The question of Benji’s paternity hovers through the film as these two prickly loners gradually open up to each other, though it also never seems much of a question at all: Kaluuya and Murtagh treat it less as a driving narrative mystery than as a kind of obvious, unspoken connection, emerging as the characters learn the value of human interdependence. It makes for a poignant, slow-burning two-hander, beautifully performed by the leads in a gradually shared language of wary glances and telling sighs, while Robinson’s aloof, slouchy demeanor and Bannerman’s defensive swagger begin to reflect each other. The film’s dramatic conflict — beyond the faceless, armored cops swarming the action in multiple claustrophobic set pieces — is less well-drawn. Benji’s courting by volatile anti-authoritarian gang leader Staples (Hope Ikpoku Jr., riveting in an underdeveloped role) never quite builds to a satisfying tug-of-war for his soul, while a climactic Kitchen uprising against their tormentors is oddly rushed, even curtailed.

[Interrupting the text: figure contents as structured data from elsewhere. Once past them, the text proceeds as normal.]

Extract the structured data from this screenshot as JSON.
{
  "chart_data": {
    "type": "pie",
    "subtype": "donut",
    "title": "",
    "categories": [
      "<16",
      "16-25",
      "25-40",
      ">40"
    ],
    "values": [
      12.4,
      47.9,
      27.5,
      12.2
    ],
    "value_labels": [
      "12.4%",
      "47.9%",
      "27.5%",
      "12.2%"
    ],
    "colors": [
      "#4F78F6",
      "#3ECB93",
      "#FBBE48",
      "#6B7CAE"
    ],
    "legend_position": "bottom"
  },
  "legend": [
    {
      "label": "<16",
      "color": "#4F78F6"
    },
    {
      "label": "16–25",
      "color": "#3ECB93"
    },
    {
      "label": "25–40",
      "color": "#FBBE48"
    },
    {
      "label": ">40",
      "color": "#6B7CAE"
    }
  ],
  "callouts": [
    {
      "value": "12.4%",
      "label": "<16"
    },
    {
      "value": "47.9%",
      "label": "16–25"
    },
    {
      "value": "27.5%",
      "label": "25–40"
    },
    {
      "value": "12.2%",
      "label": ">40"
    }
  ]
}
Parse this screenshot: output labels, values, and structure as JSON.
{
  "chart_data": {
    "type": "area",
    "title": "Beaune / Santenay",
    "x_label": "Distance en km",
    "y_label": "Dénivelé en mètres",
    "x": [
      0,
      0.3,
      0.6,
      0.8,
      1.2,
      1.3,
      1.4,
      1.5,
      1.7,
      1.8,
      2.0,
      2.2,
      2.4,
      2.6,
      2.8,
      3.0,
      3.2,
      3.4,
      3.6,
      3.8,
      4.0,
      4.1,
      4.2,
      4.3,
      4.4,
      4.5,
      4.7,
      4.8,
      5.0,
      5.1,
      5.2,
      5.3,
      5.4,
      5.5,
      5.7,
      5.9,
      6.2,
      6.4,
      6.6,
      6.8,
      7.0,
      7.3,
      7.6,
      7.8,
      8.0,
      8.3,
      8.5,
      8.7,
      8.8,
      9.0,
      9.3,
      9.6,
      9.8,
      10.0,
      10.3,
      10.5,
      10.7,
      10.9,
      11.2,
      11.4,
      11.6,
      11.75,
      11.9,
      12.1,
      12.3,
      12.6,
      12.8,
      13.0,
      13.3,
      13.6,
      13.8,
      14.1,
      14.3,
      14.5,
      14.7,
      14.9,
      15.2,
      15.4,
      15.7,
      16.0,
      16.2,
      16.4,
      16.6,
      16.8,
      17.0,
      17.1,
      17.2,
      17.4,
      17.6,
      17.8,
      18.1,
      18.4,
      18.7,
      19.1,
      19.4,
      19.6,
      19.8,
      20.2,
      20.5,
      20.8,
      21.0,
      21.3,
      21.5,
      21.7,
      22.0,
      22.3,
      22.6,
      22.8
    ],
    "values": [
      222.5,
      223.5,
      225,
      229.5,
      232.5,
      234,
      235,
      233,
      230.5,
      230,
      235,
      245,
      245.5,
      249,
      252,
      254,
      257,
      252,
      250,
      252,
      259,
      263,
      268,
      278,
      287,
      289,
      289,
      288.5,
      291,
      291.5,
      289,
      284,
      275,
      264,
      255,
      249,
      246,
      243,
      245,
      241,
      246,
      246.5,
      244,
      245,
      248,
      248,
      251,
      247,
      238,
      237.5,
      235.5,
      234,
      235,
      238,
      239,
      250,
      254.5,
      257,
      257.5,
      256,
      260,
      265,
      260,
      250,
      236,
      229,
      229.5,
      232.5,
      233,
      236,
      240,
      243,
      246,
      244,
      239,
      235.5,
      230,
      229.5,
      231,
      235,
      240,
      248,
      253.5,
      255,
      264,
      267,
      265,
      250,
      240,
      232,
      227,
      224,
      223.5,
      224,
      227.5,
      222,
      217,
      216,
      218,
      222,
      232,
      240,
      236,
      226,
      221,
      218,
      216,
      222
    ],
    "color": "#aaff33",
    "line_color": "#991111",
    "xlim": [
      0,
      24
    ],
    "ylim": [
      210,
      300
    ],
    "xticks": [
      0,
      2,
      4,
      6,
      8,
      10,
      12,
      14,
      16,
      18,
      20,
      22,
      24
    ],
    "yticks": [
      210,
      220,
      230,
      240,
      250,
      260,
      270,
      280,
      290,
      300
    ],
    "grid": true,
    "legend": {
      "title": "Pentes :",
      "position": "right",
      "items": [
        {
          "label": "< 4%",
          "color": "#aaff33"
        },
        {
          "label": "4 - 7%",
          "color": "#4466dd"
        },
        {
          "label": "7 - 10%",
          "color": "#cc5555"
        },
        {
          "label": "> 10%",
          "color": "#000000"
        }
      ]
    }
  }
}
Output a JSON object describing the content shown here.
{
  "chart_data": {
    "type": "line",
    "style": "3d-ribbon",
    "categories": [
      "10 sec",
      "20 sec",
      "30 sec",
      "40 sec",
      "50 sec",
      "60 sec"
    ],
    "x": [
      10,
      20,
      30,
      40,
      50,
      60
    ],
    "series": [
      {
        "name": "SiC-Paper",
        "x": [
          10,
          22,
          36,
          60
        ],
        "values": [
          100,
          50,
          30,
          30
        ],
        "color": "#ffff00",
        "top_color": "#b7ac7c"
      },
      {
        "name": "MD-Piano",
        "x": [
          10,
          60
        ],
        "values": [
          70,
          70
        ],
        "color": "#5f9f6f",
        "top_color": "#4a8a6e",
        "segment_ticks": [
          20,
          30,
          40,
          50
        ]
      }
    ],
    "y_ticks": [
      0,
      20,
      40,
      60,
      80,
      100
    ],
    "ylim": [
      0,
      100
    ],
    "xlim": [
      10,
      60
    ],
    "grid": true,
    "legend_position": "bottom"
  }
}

Even at its shakiest, however, “The Kitchen” gets by on the steam of its own fury, and on its tender depiction of a trampled underclass staving off defeat through small, everyday acts of care and empathy. It’s notable that even the “dangerous” crowd here thrives on its own gentle sense of community: Staples’ crew hijacks grocery vans to reallocate goods to the needy, and feeds its own with jovial pancake breakfasts.

The film’s bigger picture is never less than believable: Its CGI-assisted impression of a London contorted with luxury developments while the unhoused merely rot into the ground, taunted by surveillance drones, hits home. Tavares, an acclaimed shorts director whose architecture background is felt both visually and philosophically here, and Kaluuya steer proceedings with a seductive kineticism that masks a blunter, uglier punch. Everything on “The Kitchen’s” surface, from Wyatt Garfield’s athletic, coruscating lensing to Labrinth’s glassy, R&B-inflected score, is designed to make the future feel tangibly immediate, like it’s hurtling glossily towards us. Everything underneath urges us to resist.